A sweeping and ambitious (probably overly so) bill by Del. Sam Rasoul, D-Roanoke, that would dramatically overhaul Virginia’s energy landscape made it out of the GOP-controlled committee over the fervent opposition of utilities and energy interests that generally hold lots of sway there.
(You can watch the episode here.)
Rasoul’s bill, which has 11 Democratic co-sponsors, includes a fossil fuel moratorium and clean energy mandate that prevents state agencies or political subdivisions from approving new fossil-fuel electric generation as well as barring approval of a host of maintenance for import/export terminals, pipelines and refineries.
It would also require retail electric suppliers like Dominion Energy and Appalachian Power to generate at least 80 percent of their power from renewable sources by 2028 and and 100 percent after 2035, among other provisions.
Nuclear power, which accounts for about 30 percent of Virginia’s electricity according to Dominion, doesn’t count as clean energy under the bill.
Consider that in New York, Democratic Gov.
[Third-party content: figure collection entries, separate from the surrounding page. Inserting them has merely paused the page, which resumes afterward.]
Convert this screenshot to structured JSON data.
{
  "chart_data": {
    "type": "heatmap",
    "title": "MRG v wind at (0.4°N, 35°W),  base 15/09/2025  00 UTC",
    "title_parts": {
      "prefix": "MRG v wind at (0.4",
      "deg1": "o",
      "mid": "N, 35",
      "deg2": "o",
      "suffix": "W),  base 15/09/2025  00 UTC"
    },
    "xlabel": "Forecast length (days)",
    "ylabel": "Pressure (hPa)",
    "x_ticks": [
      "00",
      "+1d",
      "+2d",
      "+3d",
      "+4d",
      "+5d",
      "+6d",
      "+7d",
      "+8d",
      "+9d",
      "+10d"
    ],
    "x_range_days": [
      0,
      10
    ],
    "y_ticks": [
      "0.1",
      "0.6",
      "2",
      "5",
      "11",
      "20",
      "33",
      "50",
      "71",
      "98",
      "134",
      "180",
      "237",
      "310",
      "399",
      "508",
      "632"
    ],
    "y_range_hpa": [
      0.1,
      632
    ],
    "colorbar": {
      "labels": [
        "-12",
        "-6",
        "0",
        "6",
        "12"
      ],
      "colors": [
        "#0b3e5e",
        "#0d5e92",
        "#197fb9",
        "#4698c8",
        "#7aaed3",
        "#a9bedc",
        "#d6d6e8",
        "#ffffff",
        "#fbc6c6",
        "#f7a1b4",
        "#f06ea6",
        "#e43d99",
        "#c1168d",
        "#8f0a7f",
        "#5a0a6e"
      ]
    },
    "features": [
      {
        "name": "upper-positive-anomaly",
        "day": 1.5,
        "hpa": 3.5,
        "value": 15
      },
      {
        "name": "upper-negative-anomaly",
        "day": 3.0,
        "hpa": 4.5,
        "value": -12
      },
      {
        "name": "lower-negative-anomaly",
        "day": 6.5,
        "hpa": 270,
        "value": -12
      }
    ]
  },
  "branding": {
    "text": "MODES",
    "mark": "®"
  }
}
Andrew Cuomo has just called for the state to go to 100 percent renewable power by 2040, which the AP says is the “most aggressive clean energy goal of any state.” That mix includes nuclear, which, despite the radiation risks it poses and the long-running debate over what to do with the waste, is believed by many experts to be an essential part of any serious solution to quickly move away from fossil fuels to mitigate climate disaster.
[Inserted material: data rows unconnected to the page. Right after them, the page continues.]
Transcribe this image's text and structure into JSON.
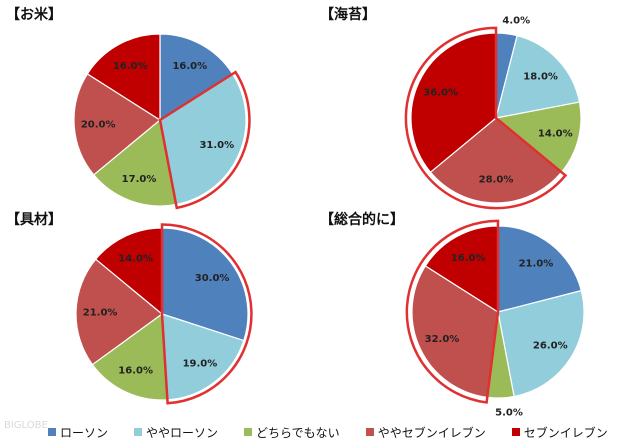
{
  "chart_data": [
    {
      "type": "pie",
      "title": "【お米】",
      "categories": [
        "ローソン",
        "ややローソン",
        "どちらでもない",
        "ややセブンイレブン",
        "セブンイレブン"
      ],
      "values": [
        16.0,
        31.0,
        17.0,
        20.0,
        16.0
      ],
      "labels": [
        "16.0%",
        "31.0%",
        "17.0%",
        "20.0%",
        "16.0%"
      ]
    },
    {
      "type": "pie",
      "title": "【海苔】",
      "categories": [
        "ローソン",
        "ややローソン",
        "どちらでもない",
        "ややセブンイレブン",
        "セブンイレブン"
      ],
      "values": [
        4.0,
        18.0,
        14.0,
        28.0,
        36.0
      ],
      "labels": [
        "4.0%",
        "18.0%",
        "14.0%",
        "28.0%",
        "36.0%"
      ]
    },
    {
      "type": "pie",
      "title": "【具材】",
      "categories": [
        "ローソン",
        "ややローソン",
        "どちらでもない",
        "ややセブンイレブン",
        "セブンイレブン"
      ],
      "values": [
        30.0,
        19.0,
        16.0,
        21.0,
        14.0
      ],
      "labels": [
        "30.0%",
        "19.0%",
        "16.0%",
        "21.0%",
        "14.0%"
      ]
    },
    {
      "type": "pie",
      "title": "【総合的に】",
      "categories": [
        "ローソン",
        "ややローソン",
        "どちらでもない",
        "ややセブンイレブン",
        "セブンイレブン"
      ],
      "values": [
        21.0,
        26.0,
        5.0,
        32.0,
        16.0
      ],
      "labels": [
        "21.0%",
        "26.0%",
        "5.0%",
        "32.0%",
        "16.0%"
      ]
    }
  ],
  "legend": {
    "items": [
      {
        "label": "ローソン",
        "color": "#4f81bd"
      },
      {
        "label": "ややローソン",
        "color": "#92cddc"
      },
      {
        "label": "どちらでもない",
        "color": "#9bbb59"
      },
      {
        "label": "ややセブンイレブン",
        "color": "#c0504d"
      },
      {
        "label": "セブンイレブン",
        "color": "#c00000"
      }
    ]
  },
  "highlight_color": "#e03030",
  "watermark": "BIGLOBE"
}
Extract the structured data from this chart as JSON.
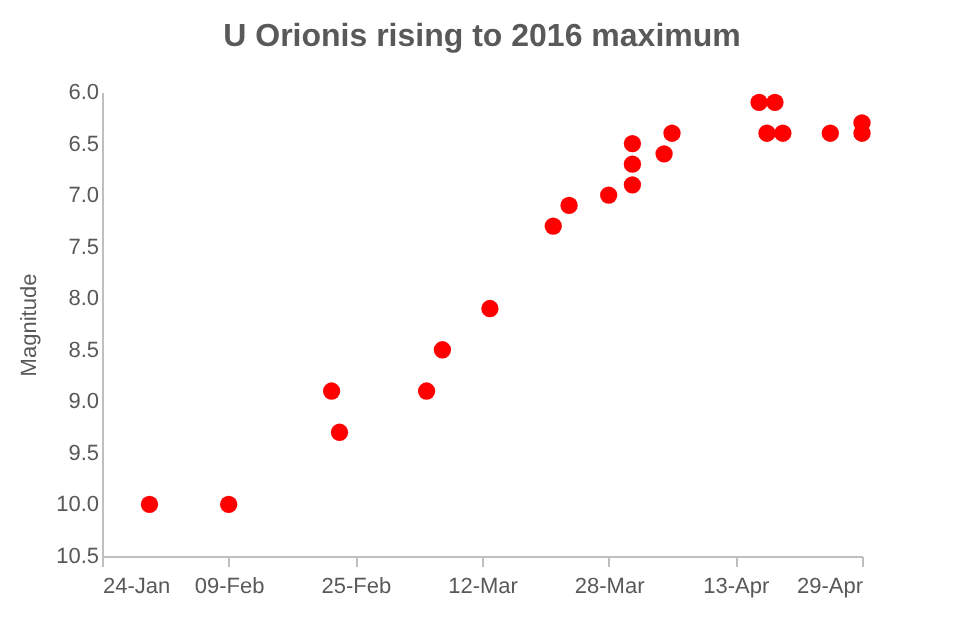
{
  "chart_data": {
    "type": "scatter",
    "title": "U Orionis rising to 2016 maximum",
    "ylabel": "Magnitude",
    "x": [
      "2016-01-30",
      "2016-02-09",
      "2016-02-22",
      "2016-02-23",
      "2016-03-05",
      "2016-03-07",
      "2016-03-13",
      "2016-03-21",
      "2016-03-23",
      "2016-03-28",
      "2016-03-31",
      "2016-03-31",
      "2016-03-31",
      "2016-04-04",
      "2016-04-05",
      "2016-04-16",
      "2016-04-17",
      "2016-04-18",
      "2016-04-19",
      "2016-04-25",
      "2016-04-29",
      "2016-04-29"
    ],
    "series": [
      {
        "color": "#ff0000",
        "values": [
          10.0,
          10.0,
          8.9,
          9.3,
          8.9,
          8.5,
          8.1,
          7.3,
          7.1,
          7.0,
          6.9,
          6.7,
          6.5,
          6.6,
          6.4,
          6.1,
          6.4,
          6.1,
          6.4,
          6.4,
          6.3,
          6.4
        ]
      }
    ],
    "xlim": [
      "2016-01-24",
      "2016-04-29"
    ],
    "xticks": [
      {
        "value": "2016-01-24",
        "label": "24-Jan"
      },
      {
        "value": "2016-02-09",
        "label": "09-Feb"
      },
      {
        "value": "2016-02-25",
        "label": "25-Feb"
      },
      {
        "value": "2016-03-12",
        "label": "12-Mar"
      },
      {
        "value": "2016-03-28",
        "label": "28-Mar"
      },
      {
        "value": "2016-04-13",
        "label": "13-Apr"
      },
      {
        "value": "2016-04-29",
        "label": "29-Apr"
      }
    ],
    "ylim": [
      10.5,
      6.0
    ],
    "yticks": [
      {
        "value": 6.0,
        "label": "6.0"
      },
      {
        "value": 6.5,
        "label": "6.5"
      },
      {
        "value": 7.0,
        "label": "7.0"
      },
      {
        "value": 7.5,
        "label": "7.5"
      },
      {
        "value": 8.0,
        "label": "8.0"
      },
      {
        "value": 8.5,
        "label": "8.5"
      },
      {
        "value": 9.0,
        "label": "9.0"
      },
      {
        "value": 9.5,
        "label": "9.5"
      },
      {
        "value": 10.0,
        "label": "10.0"
      },
      {
        "value": 10.5,
        "label": "10.5"
      }
    ],
    "grid": false,
    "marker": "circle"
  }
}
Rasoul’s fellow Democrat, Del. Mark Keam, D-Fairfax, called his bill “a bold progressive idea for where we need to go in the future in setting a policy marker,” which seems to acknowledge it is more of a vision statement than practical policy, at least for now.
Even the energy and utility interests at Commerce and Labor, accustomed to swatting down yearly attempts to expand renewable energy in Virginia, seemed a bit bowled-over at the scope of Rasoul’s bill.
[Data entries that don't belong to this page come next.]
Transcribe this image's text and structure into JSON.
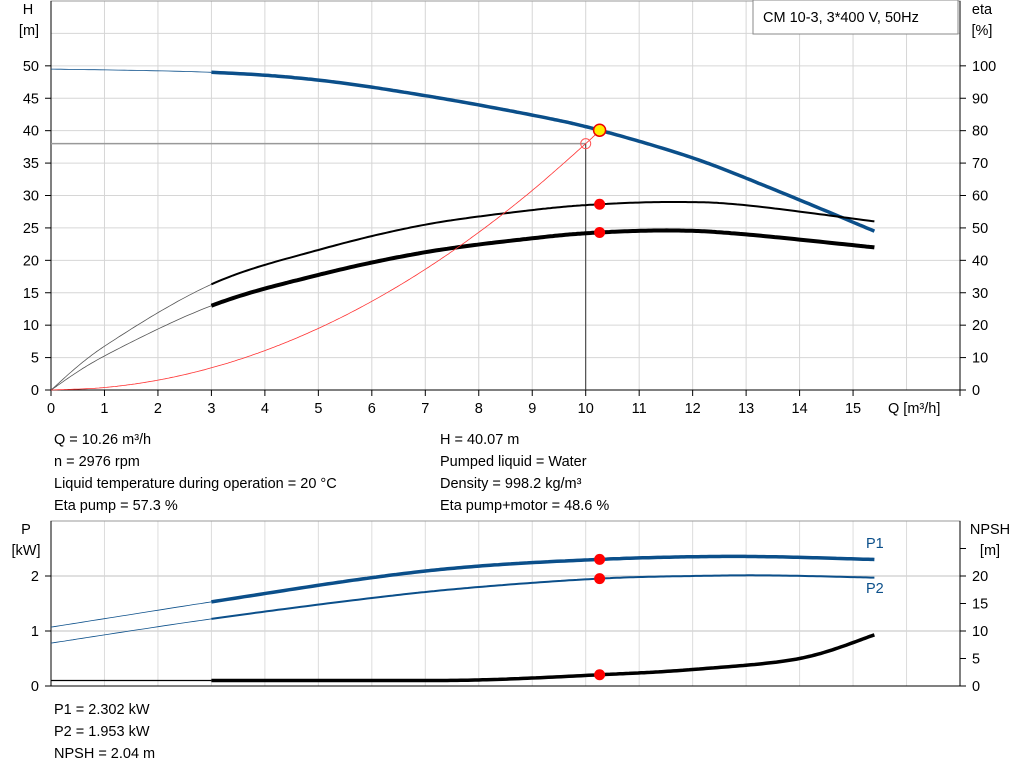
{
  "chart_data": [
    {
      "type": "line",
      "title": "CM 10-3, 3*400 V, 50Hz",
      "xlabel": "Q [m³/h]",
      "ylabel_left": [
        "H",
        "[m]"
      ],
      "ylabel_right": [
        "eta",
        "[%]"
      ],
      "xlim": [
        0,
        17
      ],
      "ylim_left": [
        0,
        60
      ],
      "ylim_right": [
        0,
        120
      ],
      "x_ticks": [
        0,
        1,
        2,
        3,
        4,
        5,
        6,
        7,
        8,
        9,
        10,
        11,
        12,
        13,
        14,
        15
      ],
      "y_ticks_left": [
        0,
        5,
        10,
        15,
        20,
        25,
        30,
        35,
        40,
        45,
        50
      ],
      "y_ticks_right": [
        0,
        10,
        20,
        30,
        40,
        50,
        60,
        70,
        80,
        90,
        100
      ],
      "grid": true,
      "legend": "top-right",
      "series": [
        {
          "key": "H",
          "axis": "left",
          "color": "#0b4f8a",
          "operating_range": [
            3,
            15.4
          ],
          "x": [
            0,
            3,
            5,
            7,
            9,
            10.26,
            12,
            13.5,
            15.4
          ],
          "y": [
            49.5,
            49.0,
            47.8,
            45.4,
            42.4,
            40.07,
            35.8,
            31.0,
            24.5
          ]
        },
        {
          "key": "eta_pump",
          "axis": "right",
          "color": "#000000",
          "operating_range": [
            3,
            15.4
          ],
          "x": [
            0,
            1,
            3,
            5,
            7,
            9,
            10.26,
            11.7,
            13,
            15.4
          ],
          "y": [
            0,
            13.5,
            32.6,
            43.2,
            51,
            55.5,
            57.3,
            58,
            57,
            52
          ]
        },
        {
          "key": "eta_pump_motor",
          "axis": "right",
          "color": "#000000",
          "operating_range": [
            3,
            15.4
          ],
          "x": [
            0,
            1,
            3,
            5,
            7,
            9,
            10.26,
            11.7,
            13,
            15.4
          ],
          "y": [
            0,
            10.5,
            26,
            35.5,
            42.5,
            46.8,
            48.6,
            49.2,
            48,
            44
          ]
        },
        {
          "key": "system_curve",
          "axis": "left",
          "color": "#ff3333",
          "x": [
            0,
            1,
            2,
            3,
            4,
            5,
            6,
            7,
            8,
            9,
            10,
            10.26
          ],
          "y": [
            0,
            0.38,
            1.52,
            3.42,
            6.08,
            9.5,
            13.68,
            18.62,
            24.32,
            30.78,
            38,
            40.07
          ]
        }
      ],
      "duty_point": {
        "Q": 10.26,
        "H": 40.07,
        "eta_pump": 57.3,
        "eta_pump_motor": 48.6
      },
      "requested_point": {
        "Q": 10,
        "H": 38
      }
    },
    {
      "type": "line",
      "ylabel_left": [
        "P",
        "[kW]"
      ],
      "ylabel_right": [
        "NPSH",
        "[m]"
      ],
      "xlim": [
        0,
        17
      ],
      "ylim_left": [
        0,
        3
      ],
      "ylim_right": [
        0,
        30
      ],
      "y_ticks_left": [
        0,
        1,
        2
      ],
      "y_ticks_right": [
        0,
        5,
        10,
        15,
        20
      ],
      "grid": true,
      "series": [
        {
          "name": "P1",
          "axis": "left",
          "color": "#0b4f8a",
          "operating_range": [
            3,
            15.4
          ],
          "x": [
            0,
            3,
            6,
            8,
            10.26,
            12,
            13.5,
            15.4
          ],
          "y": [
            1.07,
            1.53,
            1.97,
            2.18,
            2.302,
            2.35,
            2.35,
            2.3
          ]
        },
        {
          "name": "P2",
          "axis": "left",
          "color": "#0b4f8a",
          "operating_range": [
            3,
            15.4
          ],
          "x": [
            0,
            3,
            6,
            8,
            10.26,
            12,
            13.5,
            15.4
          ],
          "y": [
            0.78,
            1.22,
            1.6,
            1.8,
            1.953,
            2.0,
            2.01,
            1.97
          ]
        },
        {
          "key": "NPSH",
          "axis": "right",
          "color": "#000000",
          "operating_range": [
            3,
            15.4
          ],
          "x": [
            0,
            3,
            6,
            8,
            10.26,
            12,
            14,
            15.4
          ],
          "y": [
            1,
            1,
            1,
            1.1,
            2.04,
            3.0,
            5.0,
            9.3
          ]
        }
      ],
      "duty_point": {
        "Q": 10.26,
        "P1": 2.302,
        "P2": 1.953,
        "NPSH": 2.04
      }
    }
  ],
  "info_left": [
    "Q = 10.26 m³/h",
    "n = 2976 rpm",
    "Liquid temperature during operation = 20 °C",
    "Eta pump = 57.3 %"
  ],
  "info_right": [
    "H = 40.07 m",
    "Pumped liquid = Water",
    "Density = 998.2 kg/m³",
    "Eta pump+motor = 48.6 %"
  ],
  "info_bottom": [
    "P1 = 2.302 kW",
    "P2 = 1.953 kW",
    "NPSH = 2.04 m"
  ]
}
“The blanket ban on fossil fuels is irresponsible and it places the reliability of the electric grid at risk,” said Jack Rust, Dominion’s customarily cool and collected lobbyist and a former delegate.
At first, Rasoul’s bill died on an 8-8 vote. Then, it got another vote, courtesy of a motion to reconsider by Del. Kathy Byron, R-Bedford. This time, it passed, with one Republican, Del. Tim Hugo, R-Fairfax, voting yes. (Two Democrats, Dels. Joseph Lindsey and Stephen Heretick, voted no and six Republicans didn’t register a vote).
The palpable confusion and muttering in between the votes seemed to suggest something else was at work.
“Now let’s get it right,” Chairman Terry Kilgore, R-Scott, said before the second vote.
What does that mean?
“I guess we’ll have this discussion on the floor,” said Kilgore, who voted against the bill, amid chuckles from the room.
That of course, could have been the idea all along, given what Sen. Tommy Norment, R-James City, pulled on a minimum wage bill earlier this week.
Republicans seem to think that holding onto their slim majority requires letting bills that terrify big business get to the floor, all evidently to send a message about who corporate donors need to back in the coming elections this year, when every House and Senate seat is up.
“I think we’re going down the wrong road here,” Kilgore said. “All the folks are very misguided when they think that green energy is going to be a lot cheaper.”
We have been going down the wrong road. For too long, access to renewable energy and the jobs and customer savings it could create have been stifled by the utilities that have long dominated Virginia energy policy. But as the growing flood of bills filed each year suggests, they won’t be able to bar the door forever.
By the way, Kilgore, a major recipient of utility campaign cash, was much more sanguine about renewable energy last year, when he was helping Dominion push through its mammoth utility regulatory overhaul, including a declaration that thousands of megawatts of wind and solar are in the public interest, and the year before, when he carried Dominion’s $2 billion pumped storage facility bill.
But Rasoul says he’s not afraid of the vote or the debate.
“I’m thrilled that the committee has chosen to have this conversation on the House floor so we can really debate and understand just how many jobs are being left on the table,” he said.
He acknowledged, though, that his bill is a longshot.
“I think it’d be very difficult for this bill to pass out of the House. What it does do is allow us to have an elevated conversation,” he said.
Whether that serious conversation about Virginia energy policy will happen in an election year remains to be seen.